Joined by her sons and good friends at her home in Baffins, Norma marked the occasion with a huge birthday cake. She was once captain of the Daley’s hockey team in Portsmouth, so this was embellished on the cake.
A few days before, Norma enjoyed a bigger celebration to which her grandchildren and great-grandchildren went too.
On turning 100, Norma says: ‘I feel the same. I still go on the laptop and play solitaire and I play all the old songs on the piano. I still like to do everything myself because it’s what keeps you going.’
Born on April 26, 1922, in New Road, Portsmouth, Norma grew up with her parents Doris and Harry Olden alongside sister Mary before moving to Baffins aged two.
She has fond memories of growing up in Portsmouth, where she enjoyed cycling, swimming, cricket and tennis as well as being an active member of HMS Foudroyant where she was a sea ranger in her youth.
She says: ‘The Foudroyant is still going. The girls used to sleep on the Foudroyant and the boys used to sleep on the Implacable. You’d go away for a weekend and do sailing and rowing.
When we were kids we used to cycle to Farnham,’ she says. ‘But it was a long way. I was active because we didn’t have buses or anything. ‘You’d have a policeman standing halfway up the bridge in the evening.’
On leaving Daley’s School in Portsmouth when she was 17, Norma got her first job in the war office after passing her civil service exam.
The age to sit the exam was then dropped to 16 as the threat of the Second World War came in 1939.
‘The war broke out in the September and I was in London,’ she explains. On that Friday I was all on my own in a hostel. It was scary,’ she says.
Norma met her future husband, Daniel, a submarine engineer, a year before they started courting.
‘My husband was there because it was the Nelson he was on. He was on leave. I met him from then on and he came up to London to see me and that was it.
‘I’d come home to see my father,’ she explains. ‘I met my husband the year before and we fell in love.
‘We got the coupons and I bought my wedding dress and veil and I took it down to the air raid shelter. I got this telegram [from Danny] and it said, “love you more than ever, let's get married”.’
The couple tied the knot at St Mary’s Church on September 27, 1941, and they stayed in Baffins ever since.
Daniel worked as an engineer on the submarines at Fort Blockhouse in Gosport and the pair had a ‘very happy’ life together . They were married for almost 70 years. Daniel died aged 93.

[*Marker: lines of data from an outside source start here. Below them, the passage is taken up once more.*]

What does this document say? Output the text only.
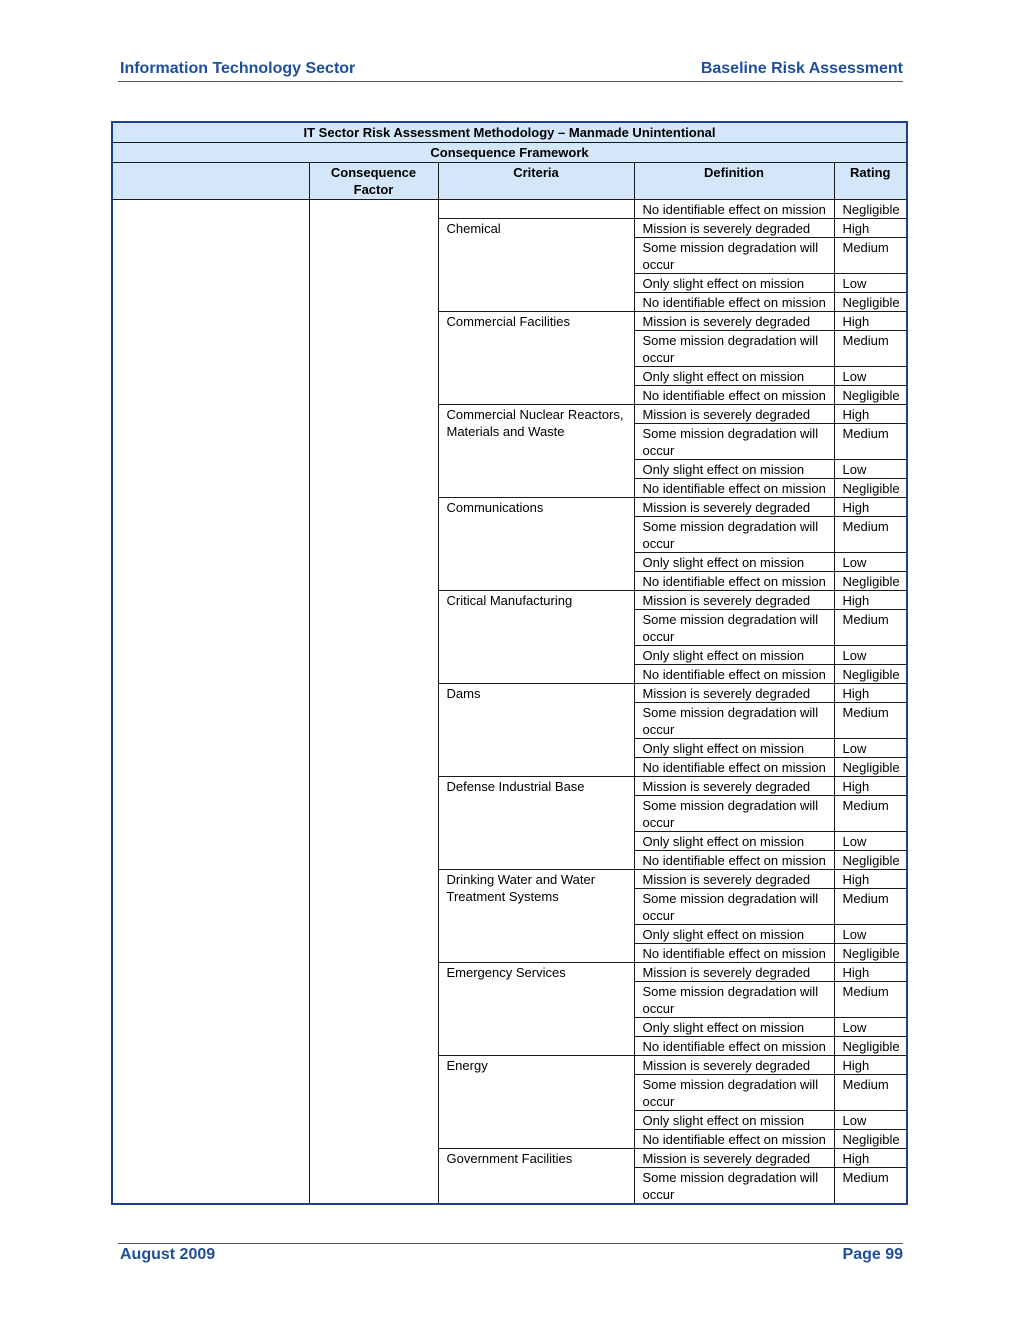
Information Technology Sector	Baseline Risk Assessment
IT Sector Risk Assessment Methodology – Manmade Unintentional				
Consequence Framework				
	Consequence Factor	Criteria	Definition	Rating
			No identifiable effect on mission	Negligible
		Chemical	Mission is severely degraded	High
			Some mission degradation will occur	Medium
			Only slight effect on mission	Low
			No identifiable effect on mission	Negligible
		Commercial Facilities	Mission is severely degraded	High
			Some mission degradation will occur	Medium
			Only slight effect on mission	Low
			No identifiable effect on mission	Negligible
		Commercial Nuclear Reactors, Materials and Waste	Mission is severely degraded	High
			Some mission degradation will occur	Medium
			Only slight effect on mission	Low
			No identifiable effect on mission	Negligible
		Communications	Mission is severely degraded	High
			Some mission degradation will occur	Medium
			Only slight effect on mission	Low
			No identifiable effect on mission	Negligible
		Critical Manufacturing	Mission is severely degraded	High
			Some mission degradation will occur	Medium
			Only slight effect on mission	Low
			No identifiable effect on mission	Negligible
		Dams	Mission is severely degraded	High
			Some mission degradation will occur	Medium
			Only slight effect on mission	Low
			No identifiable effect on mission	Negligible
		Defense Industrial Base	Mission is severely degraded	High
			Some mission degradation will occur	Medium
			Only slight effect on mission	Low
			No identifiable effect on mission	Negligible
		Drinking Water and Water Treatment Systems	Mission is severely degraded	High
			Some mission degradation will occur	Medium
			Only slight effect on mission	Low
			No identifiable effect on mission	Negligible
		Emergency Services	Mission is severely degraded	High
			Some mission degradation will occur	Medium
			Only slight effect on mission	Low
			No identifiable effect on mission	Negligible
		Energy	Mission is severely degraded	High
			Some mission degradation will occur	Medium
			Only slight effect on mission	Low
			No identifiable effect on mission	Negligible
		Government Facilities	Mission is severely degraded	High
			Some mission degradation will occur	Medium
August 2009	Page 99
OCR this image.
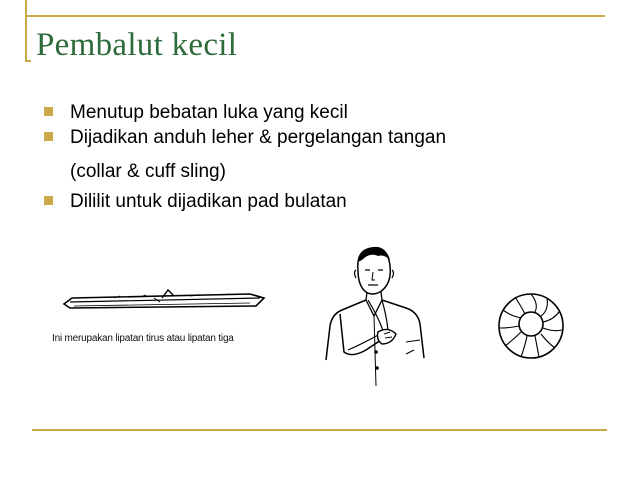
Pembalut kecil
Menutup bebatan luka yang kecil
Dijadikan anduh leher & pergelangan tangan
(collar & cuff sling)
Dililit untuk dijadikan pad bulatan
Ini merupakan lipatan tirus atau lipatan tiga
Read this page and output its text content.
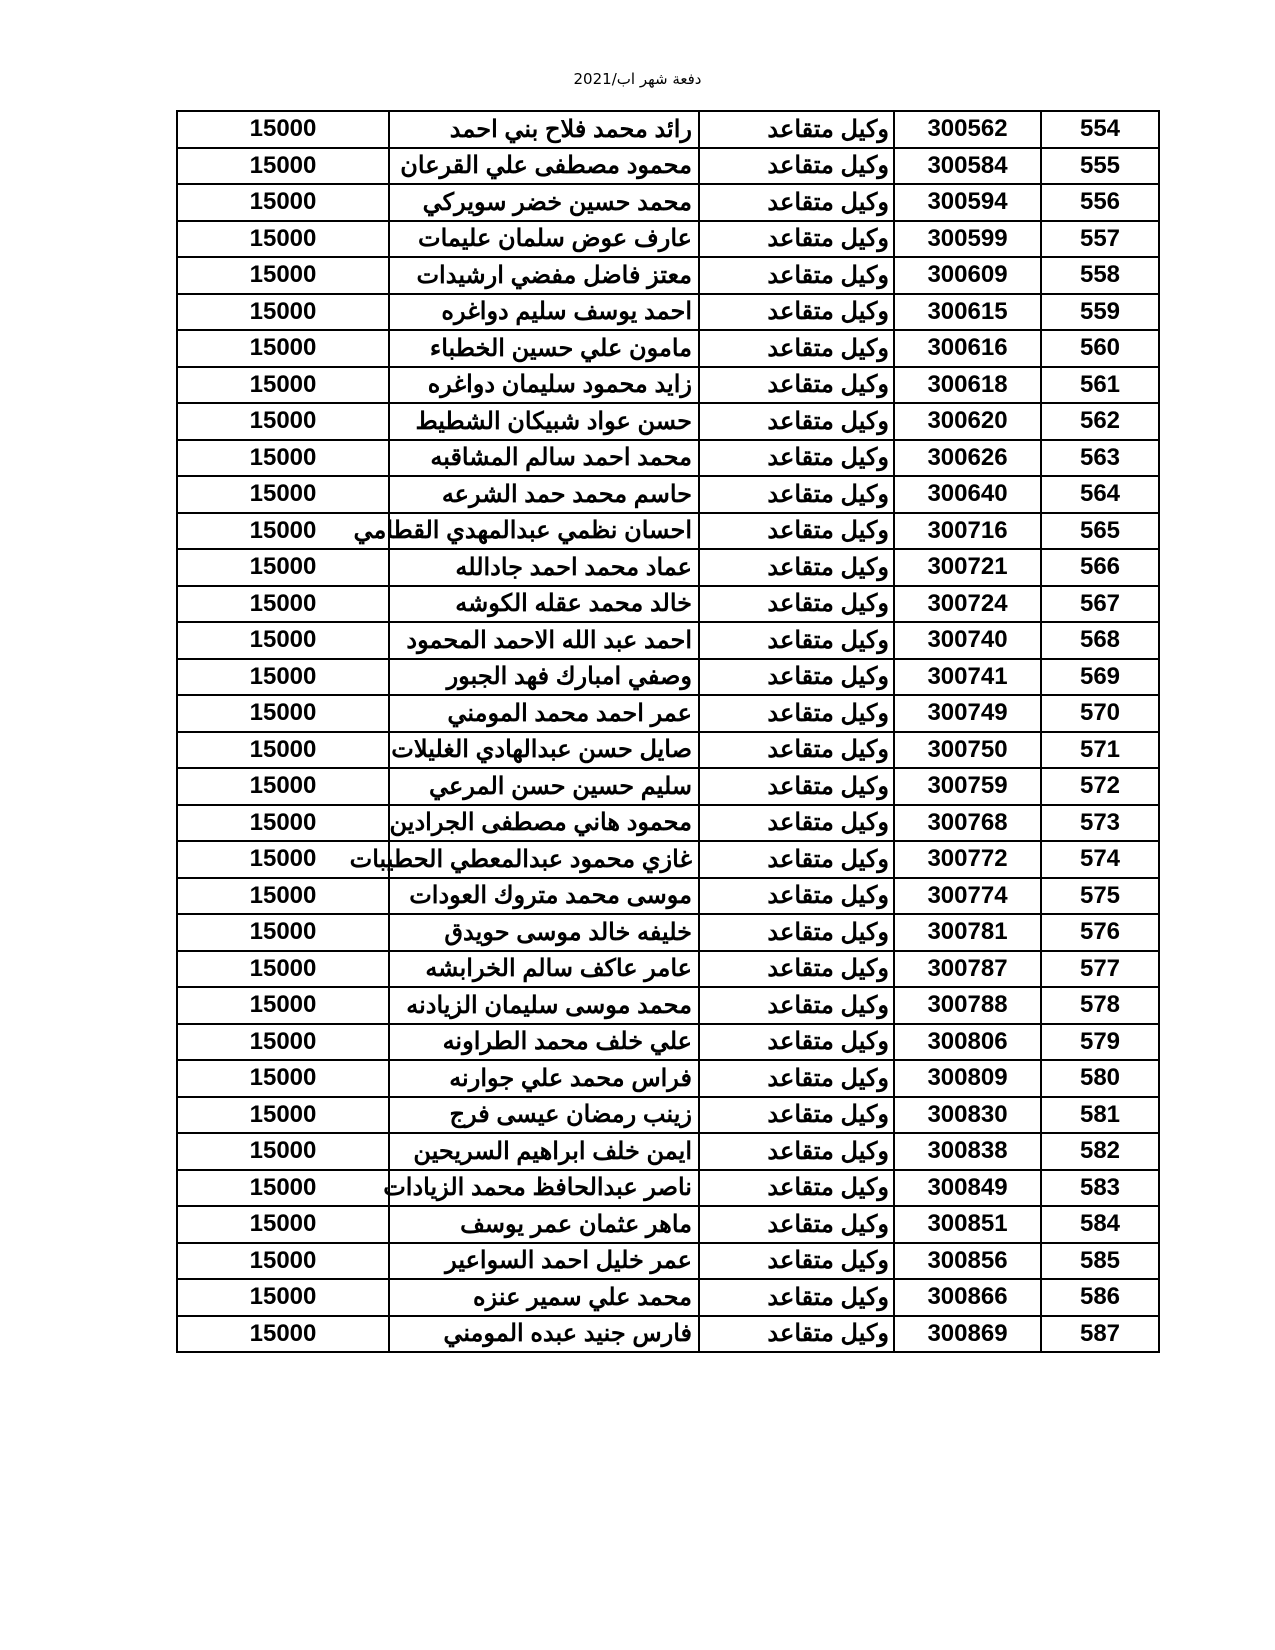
دفعة شهر اب/2021
15000	رائد محمد فلاح بني احمد	وكيل متقاعد	300562	554
15000	محمود مصطفى علي القرعان	وكيل متقاعد	300584	555
15000	محمد حسين خضر سويركي	وكيل متقاعد	300594	556
15000	عارف عوض سلمان عليمات	وكيل متقاعد	300599	557
15000	معتز فاضل مفضي ارشيدات	وكيل متقاعد	300609	558
15000	احمد يوسف سليم دواغره	وكيل متقاعد	300615	559
15000	مامون علي حسين الخطباء	وكيل متقاعد	300616	560
15000	زايد محمود سليمان دواغره	وكيل متقاعد	300618	561
15000	حسن عواد شبيكان الشطيط	وكيل متقاعد	300620	562
15000	محمد احمد سالم المشاقبه	وكيل متقاعد	300626	563
15000	حاسم محمد حمد الشرعه	وكيل متقاعد	300640	564
15000	احسان نظمي عبدالمهدي القطامي	وكيل متقاعد	300716	565
15000	عماد محمد احمد جادالله	وكيل متقاعد	300721	566
15000	خالد محمد عقله الكوشه	وكيل متقاعد	300724	567
15000	احمد عبد الله الاحمد المحمود	وكيل متقاعد	300740	568
15000	وصفي امبارك فهد الجبور	وكيل متقاعد	300741	569
15000	عمر احمد محمد المومني	وكيل متقاعد	300749	570
15000	صايل حسن عبدالهادي الغليلات	وكيل متقاعد	300750	571
15000	سليم حسين حسن المرعي	وكيل متقاعد	300759	572
15000	محمود هاني مصطفى الجرادين	وكيل متقاعد	300768	573
15000	غازي محمود عبدالمعطي الحطيبات	وكيل متقاعد	300772	574
15000	موسى محمد متروك العودات	وكيل متقاعد	300774	575
15000	خليفه خالد موسى حويدق	وكيل متقاعد	300781	576
15000	عامر عاكف سالم الخرابشه	وكيل متقاعد	300787	577
15000	محمد موسى سليمان الزيادنه	وكيل متقاعد	300788	578
15000	علي خلف محمد الطراونه	وكيل متقاعد	300806	579
15000	فراس محمد علي جوارنه	وكيل متقاعد	300809	580
15000	زينب رمضان عيسى فرج	وكيل متقاعد	300830	581
15000	ايمن خلف ابراهيم السريحين	وكيل متقاعد	300838	582
15000	ناصر عبدالحافظ محمد الزيادات	وكيل متقاعد	300849	583
15000	ماهر عثمان عمر يوسف	وكيل متقاعد	300851	584
15000	عمر خليل احمد السواعير	وكيل متقاعد	300856	585
15000	محمد علي سمير عنزه	وكيل متقاعد	300866	586
15000	فارس جنيد عبده المومني	وكيل متقاعد	300869	587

Norma says: ‘If your husband was on submarines in the war or on the planes you could leave work and you could travel round with him. I just walked out of my job and did that. It was a dangerous occupation so that was it then, we got married and we did go away.
I’d moved into this house where I am now and I’d had one baby.
‘He wasn’t a year old and I was expecting another one!’
The Waldrens had three children, Ralph, Keith and Nicky who all stay in touch with Norma. She also has five grandchildren and 10 great-grandchildren.
Norma worked at Airspeed on Eastern Road as a shorthand typist until 1943 when she left to raise her family.Always organised and practical, Norma is famed for her planning and making the most of each day.
She says: ‘When you’re older, you have to have a system. I have my meal ready for the evening. I have a glass of wine a day.’